The data file that was used was originally in the form of a CSV file. This original dataset had 43 variables, but because it was large, we chose to use only the more relevant 14 variables in our cleaned data set, which are Date of stop, Time of stop, Description, Location, Accident, Fatal, Alcohol, Driver’s License State, Year, Make, Model, Violation type, Race, and Arrest type. Description shows what the specific charge was, such as exceeding the posted speed limit. Location indicates the specific street in Montgomery County where the violation occurred, while Driver’s License State shows the state where the driver is from, which is not necessarily Maryland. Make and Model refers to the car that was being driven. Fatal and Alcohol only say Yes or No, while Violation Type and Arrest Type provide more specific descriptions of the violation that occurred and its outcome, respectively.
For preliminary cleaning, we removed columns that we believe would not be helpful or relevant in our data analysis in our cleaning script.
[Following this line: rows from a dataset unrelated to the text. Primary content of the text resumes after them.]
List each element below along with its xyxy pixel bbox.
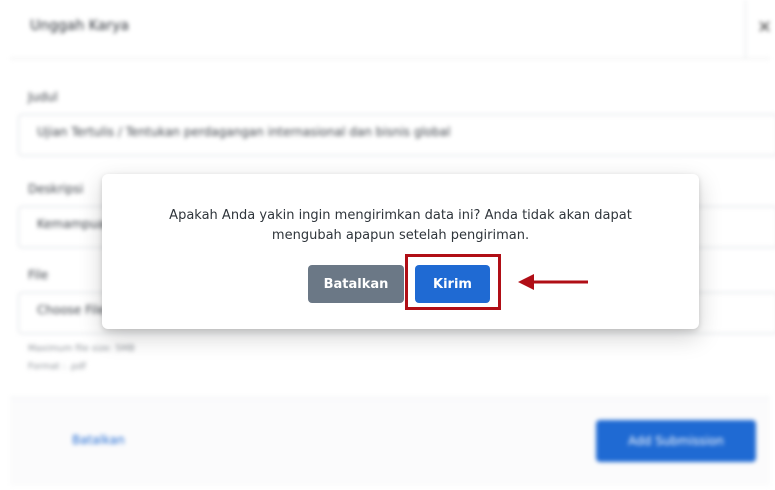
left-arrow-icon — [518, 274, 588, 290]
cancel-button[interactable]: Batalkan — [308, 265, 404, 303]
file-format-hint: Format : .pdf — [28, 362, 86, 372]
confirm-message-line-1: Apakah Anda yakin ingin mengirimkan data… — [169, 208, 632, 223]
confirm-dialog: Apakah Anda yakin ingin mengirimkan data… — [102, 174, 699, 329]
confirm-message-line-2: mengubah apapun setelah pengiriman. — [271, 228, 530, 243]
form-title: Unggah Karya — [30, 18, 129, 34]
confirm-message: Apakah Anda yakin ingin mengirimkan data… — [122, 206, 679, 246]
highlight-box — [405, 254, 501, 310]
deskripsi-label: Deskripsi — [28, 182, 84, 196]
form-header: Unggah Karya × — [10, 0, 772, 59]
header-divider — [745, 0, 746, 58]
form-footer: Batalkan Add Submission — [10, 397, 770, 486]
judul-input[interactable]: Ujian Tertulis / Tentukan perdagangan in… — [18, 114, 775, 156]
file-size-hint: Maximum file size: 5MB — [28, 344, 135, 354]
add-submission-button[interactable]: Add Submission — [596, 420, 756, 462]
choose-file-button[interactable]: Choose File — [37, 303, 105, 317]
close-icon[interactable]: × — [757, 16, 772, 37]
file-label: File — [28, 268, 49, 282]
judul-label: Judul — [28, 90, 58, 104]
cancel-link[interactable]: Batalkan — [72, 433, 125, 447]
Some examples of this are latitude and longitude coordinates. No additional R packages were required for this and no other data sets were merged with the current data to begin with for the exploratory data analysis. We later merged the crash reporting dataset summarized below with this dataset for our further analysis and statistical modeling.
Crash Reporting Dataset
The second dataset we chose to use for our analysis was found on the same website as our original dataset, dataMontomery. This dataset also contains information for Montgomery County, Maryland, making it a relevant addition to our preliminary dataset to provide a more comprehensive perspective on accidents in this county and the patterns underlying them. The data was collected by the Automated Crash Reporting System, referring to as ACRS, by the Maryland State Police. It was then reported by the Montgomery County Police, Gaithersburg Police, Rockville Police, or the Maryland-National Capital Park Police. The reports were created for the purpose of addressing public safety. For our data analysis, we are specifically using the data reported by the Montgomery County Police to fit with our traffic violations data.
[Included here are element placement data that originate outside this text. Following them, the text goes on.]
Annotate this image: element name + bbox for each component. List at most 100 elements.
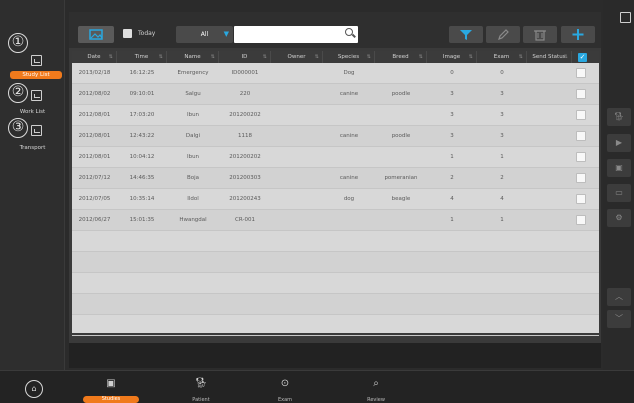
nav-review[interactable]: ⌕ Review <box>341 377 411 403</box>
table-cell <box>271 189 323 210</box>
table-cell <box>271 168 323 189</box>
col-label: Date <box>87 54 101 60</box>
study-list-icon <box>31 55 42 66</box>
select-all-checkbox[interactable]: ✓ <box>578 53 587 62</box>
table-cell <box>527 63 572 84</box>
table-cell <box>271 126 323 147</box>
table-row[interactable]: 2012/08/01 10:04:12 Ibun 201200202 1 1 <box>72 147 599 168</box>
row-checkbox[interactable] <box>576 152 586 162</box>
table-cell: 4 <box>450 196 454 202</box>
col-label: Send Status <box>532 54 566 60</box>
col-label: Exam <box>493 54 510 60</box>
sort-icon: ⇅ <box>366 54 371 60</box>
col-header-exam[interactable]: Exam ⇅ <box>477 51 527 63</box>
sort-icon: ⇅ <box>518 54 523 60</box>
table-cell: canine <box>339 91 359 97</box>
image-tool-button[interactable]: ▣ <box>607 159 631 177</box>
play-tool-button[interactable]: ▶ <box>607 134 631 152</box>
scroll-down-button[interactable]: ﹀ <box>607 310 631 328</box>
row-checkbox[interactable] <box>576 215 586 225</box>
table-cell <box>271 147 323 168</box>
table-cell: 09:10:01 <box>129 91 155 97</box>
patient-tool-button[interactable]: 🐕︎ <box>607 108 631 126</box>
edit-button[interactable] <box>486 26 520 43</box>
table-row[interactable]: 2012/08/01 12:43:22 Dalgi 1118 canine poodle 3… <box>72 126 599 147</box>
col-header-send-status[interactable]: Send Status ⇅ <box>527 51 572 63</box>
image-icon: ▣ <box>106 378 116 389</box>
table-cell: Emergency <box>177 70 209 76</box>
nav-patient[interactable]: 🐕︎ Patient <box>166 377 236 403</box>
table-cell: 1 <box>450 217 454 223</box>
settings-tool-button[interactable]: ⚙ <box>607 209 631 227</box>
study-table-body: 2013/02/18 16:12:25 Emergency ID000001 Dog 0 0… <box>72 63 599 336</box>
table-cell: 220 <box>239 91 251 97</box>
table-cell: 15:01:35 <box>129 217 155 223</box>
filter-button[interactable] <box>449 26 483 43</box>
col-label: Image <box>442 54 461 60</box>
nav-exam[interactable]: ⊙ Exam <box>250 377 320 403</box>
row-checkbox[interactable] <box>576 131 586 141</box>
table-cell: canine <box>339 175 359 181</box>
gear-icon: ⚙ <box>615 213 623 222</box>
table-row[interactable]: 2012/07/05 10:35:14 Ildol 201200243 dog beagl… <box>72 189 599 210</box>
scroll-up-button[interactable]: ︿ <box>607 288 631 306</box>
table-cell <box>527 147 572 168</box>
table-row[interactable]: 2013/02/18 16:12:25 Emergency ID000001 Dog 0 0 <box>72 63 599 84</box>
row-checkbox[interactable] <box>576 194 586 204</box>
filter-select[interactable]: All ▼ <box>176 26 233 43</box>
table-cell: 16:12:25 <box>129 70 155 76</box>
screen-capture-icon[interactable] <box>620 12 631 23</box>
monitor-tool-button[interactable]: ▭ <box>607 184 631 202</box>
table-cell: 201200303 <box>229 175 261 181</box>
magnify-image-icon: ⌕ <box>373 378 379 389</box>
col-header-species[interactable]: Species ⇅ <box>323 51 375 63</box>
monitor-icon: ▭ <box>615 188 623 197</box>
table-row[interactable]: 2012/08/01 17:03:20 Ibun 201200202 3 3 <box>72 105 599 126</box>
col-label: Name <box>184 54 201 60</box>
image-view-button[interactable] <box>78 26 114 43</box>
row-checkbox[interactable] <box>576 173 586 183</box>
row-checkbox[interactable] <box>576 110 586 120</box>
step-label: Work List <box>19 109 46 115</box>
table-row[interactable]: 2012/06/27 15:01:35 Hwangdal CR-001 1 1 <box>72 210 599 231</box>
add-button[interactable] <box>561 26 595 43</box>
table-cell <box>271 63 323 84</box>
step-number: ③ <box>8 118 28 138</box>
table-cell: 0 <box>500 70 504 76</box>
image-search-icon: ▣ <box>615 163 623 172</box>
col-header-owner[interactable]: Owner ⇅ <box>271 51 323 63</box>
col-header-date[interactable]: Date ⇅ <box>72 51 117 63</box>
col-header-image[interactable]: Image ⇅ <box>427 51 477 63</box>
nav-label: Exam <box>277 397 293 403</box>
nav-label: Patient <box>192 397 210 403</box>
home-button[interactable]: ⌂ <box>25 380 43 398</box>
home-icon: ⌂ <box>31 384 37 393</box>
nav-studies[interactable]: ▣ Studies <box>76 377 146 403</box>
table-row[interactable]: 2012/08/02 09:10:01 Salgu 220 canine poodle 3 3 <box>72 84 599 105</box>
today-checkbox[interactable] <box>123 29 132 38</box>
table-cell <box>375 147 427 168</box>
table-cell: 1 <box>500 154 504 160</box>
col-label: Breed <box>392 54 409 60</box>
table-cell: 1118 <box>238 133 252 139</box>
table-row[interactable]: 2012/07/12 14:46:35 Boja 201200303 canine pom… <box>72 168 599 189</box>
table-cell: beagle <box>391 196 411 202</box>
col-header-id[interactable]: ID ⇅ <box>219 51 271 63</box>
delete-button[interactable] <box>523 26 557 43</box>
table-cell: 2012/06/27 <box>78 217 111 223</box>
col-header-breed[interactable]: Breed ⇅ <box>375 51 427 63</box>
table-cell: 2 <box>500 175 504 181</box>
image-icon <box>89 29 103 40</box>
table-cell <box>323 147 375 168</box>
step-label: Study List <box>10 71 62 79</box>
row-checkbox[interactable] <box>576 68 586 78</box>
col-header-name[interactable]: Name ⇅ <box>167 51 219 63</box>
col-header-time[interactable]: Time ⇅ <box>117 51 167 63</box>
play-icon: ▶ <box>615 138 623 147</box>
filter-value: All <box>200 31 209 38</box>
table-cell: 2 <box>450 175 454 181</box>
row-checkbox[interactable] <box>576 89 586 99</box>
table-cell: Boja <box>186 175 200 181</box>
search-icon[interactable] <box>345 28 353 36</box>
search-input[interactable] <box>234 26 358 43</box>
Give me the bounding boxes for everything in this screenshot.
The crash reporting incidents data provides information regarding reported collisions in Montgomery County and their relevant details. This includes crashes that occurred on both county and local roadways in the county. It has approximately 96,801 rows of data and 43 columns, originally in the form of a CSV. These columns include relevant information regarding the collision occurrences that were reported included report number, local case number, date and time, collision type, and weather. The other major columns it includes are surface condition of the road, latitude and longitude, and whether the crash occurred at a junction or intersection. For our preliminary data cleaning, we began by condensing the dataset by removing columns we we did believe to be necessary for our analysis, which included ACRS report type since we already knew we were focusing on collisions, and Agency Name, since it was Montgomery County Police for every data point. This dataset was then joined with the traffic violations dataset using longitude and latitude.